Disable Fused Multiply-Add(FMA) with Numba

Hello everyone, I am a newer of the CUDA programming. And I want to compare the performance of my algorithms implemented on CPU and GPU, respectively.
My programming language is Python and now my algorithm can work normally on CPU and GPU, but the computing results are different on these two architectures. I think the reason may be the ‘Fused Multiply-Add(FMA)’ which existed in GPU but not supported by CPU. So I want to disable this operation on GPU, then to verify if my inference is right or not.
On CPU, I write my code with pure Python and on GPU I write it with the tool of Numba. My system is ubuntu 14.04, NVIDIA graphic card is Tesla K40c(the compute capability is 3.5).
Anyone has ideas?

The CUDA compiler lets you turn off the contraction of floating-point multiply followed by dependent floating-point add into FMA by passing the switch -fmad=false to nvcc.

I do not know whether or how you can set this compiler switch in the Numba environment, you may want to check the relevant documentation or dig through the sources (I think it’s an open-spource project?)

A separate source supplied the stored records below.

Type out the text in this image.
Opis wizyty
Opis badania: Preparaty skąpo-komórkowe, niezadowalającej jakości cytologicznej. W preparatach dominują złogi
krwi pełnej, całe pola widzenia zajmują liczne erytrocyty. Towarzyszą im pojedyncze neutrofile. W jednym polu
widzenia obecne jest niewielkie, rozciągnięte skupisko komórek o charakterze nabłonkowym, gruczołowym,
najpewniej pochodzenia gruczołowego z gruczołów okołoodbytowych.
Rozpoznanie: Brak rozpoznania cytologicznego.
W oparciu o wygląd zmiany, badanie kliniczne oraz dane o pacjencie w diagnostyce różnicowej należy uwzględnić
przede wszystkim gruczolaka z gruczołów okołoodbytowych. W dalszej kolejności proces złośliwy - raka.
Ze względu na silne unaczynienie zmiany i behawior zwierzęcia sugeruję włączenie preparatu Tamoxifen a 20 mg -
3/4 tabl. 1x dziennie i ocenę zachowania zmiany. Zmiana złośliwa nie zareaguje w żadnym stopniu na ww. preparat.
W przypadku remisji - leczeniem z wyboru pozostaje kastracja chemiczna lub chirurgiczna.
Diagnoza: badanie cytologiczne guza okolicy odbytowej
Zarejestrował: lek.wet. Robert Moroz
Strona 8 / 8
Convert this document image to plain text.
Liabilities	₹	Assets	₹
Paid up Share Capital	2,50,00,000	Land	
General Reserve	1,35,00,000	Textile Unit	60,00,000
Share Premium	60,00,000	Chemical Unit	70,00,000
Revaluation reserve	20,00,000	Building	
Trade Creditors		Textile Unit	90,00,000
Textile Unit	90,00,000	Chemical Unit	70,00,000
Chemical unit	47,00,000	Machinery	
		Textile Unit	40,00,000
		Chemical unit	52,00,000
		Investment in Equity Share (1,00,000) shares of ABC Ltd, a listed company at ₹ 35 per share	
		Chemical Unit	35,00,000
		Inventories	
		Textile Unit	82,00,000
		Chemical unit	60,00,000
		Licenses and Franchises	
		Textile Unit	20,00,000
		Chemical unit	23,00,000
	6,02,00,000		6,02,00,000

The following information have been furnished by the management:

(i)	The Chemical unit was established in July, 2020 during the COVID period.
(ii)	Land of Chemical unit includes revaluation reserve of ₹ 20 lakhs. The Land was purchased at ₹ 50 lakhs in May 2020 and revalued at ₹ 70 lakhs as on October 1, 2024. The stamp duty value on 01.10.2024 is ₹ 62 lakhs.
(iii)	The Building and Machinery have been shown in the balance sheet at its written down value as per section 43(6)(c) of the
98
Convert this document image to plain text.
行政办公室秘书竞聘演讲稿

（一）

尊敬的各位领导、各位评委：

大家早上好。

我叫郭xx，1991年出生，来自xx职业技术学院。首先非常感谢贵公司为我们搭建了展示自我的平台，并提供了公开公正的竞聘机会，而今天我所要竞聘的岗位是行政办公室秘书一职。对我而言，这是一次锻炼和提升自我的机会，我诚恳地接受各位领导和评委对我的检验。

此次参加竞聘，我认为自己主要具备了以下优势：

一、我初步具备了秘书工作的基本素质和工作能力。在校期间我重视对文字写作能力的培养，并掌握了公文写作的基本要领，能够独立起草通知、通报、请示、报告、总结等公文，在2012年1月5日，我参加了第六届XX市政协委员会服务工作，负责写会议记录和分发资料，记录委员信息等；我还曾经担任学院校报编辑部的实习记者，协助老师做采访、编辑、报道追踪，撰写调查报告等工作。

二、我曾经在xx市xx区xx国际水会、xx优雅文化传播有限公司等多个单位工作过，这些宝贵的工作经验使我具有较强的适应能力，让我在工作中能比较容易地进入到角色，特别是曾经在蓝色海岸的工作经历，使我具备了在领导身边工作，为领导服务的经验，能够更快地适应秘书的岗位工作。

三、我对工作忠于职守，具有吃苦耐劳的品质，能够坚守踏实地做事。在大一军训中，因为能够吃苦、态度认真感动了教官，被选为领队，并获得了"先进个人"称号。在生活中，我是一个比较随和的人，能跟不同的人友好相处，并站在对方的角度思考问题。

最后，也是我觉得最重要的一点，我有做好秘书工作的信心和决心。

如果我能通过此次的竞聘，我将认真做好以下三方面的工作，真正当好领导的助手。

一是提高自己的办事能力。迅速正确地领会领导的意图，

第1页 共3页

Note that turning off the generation of FMAs will likely have a negative impact on both the performance and the accuracy of floating-point computation.

Thanks njuffa,
yes I know there may be some methods to achieve what I want with the CUDA toolkit, but until now I have not find the right thing in Numba.
I am also clear that the FMA is good for my algorithm, I just want to find the reason that cause the different results.
Thank you all the same.

a simple google search on “numba fma” turned up this page:


which may be of interest

This seems to be the relevant section from txbob’s link:

That would seem to refer to online-compilation, though?

Thanks njuffa and txbob,
That may be the right thing I am finding but unfortunately I do not know how to use it. I am also a new learner of Python. Now I just have a .py file of my algorithm and no other output files or other things. I do not know how to go on.
Can you give me some hints?

I last used Python 15 years ago and don’t know Numba. You are likely to get a quicker / better answer on how to control Numba compilation by asking on a forum or mailing list dedicated to that product, so that is what I would recommend.

hi njuffa,
I am sorry for my fault, the different results of my algorithm was caused by my misunderstanding of the ‘row’-major and ‘column’-major array storage, that is different in Python and CUDA. Then after I correct it the results go back the same. haha.
Thanks everyone.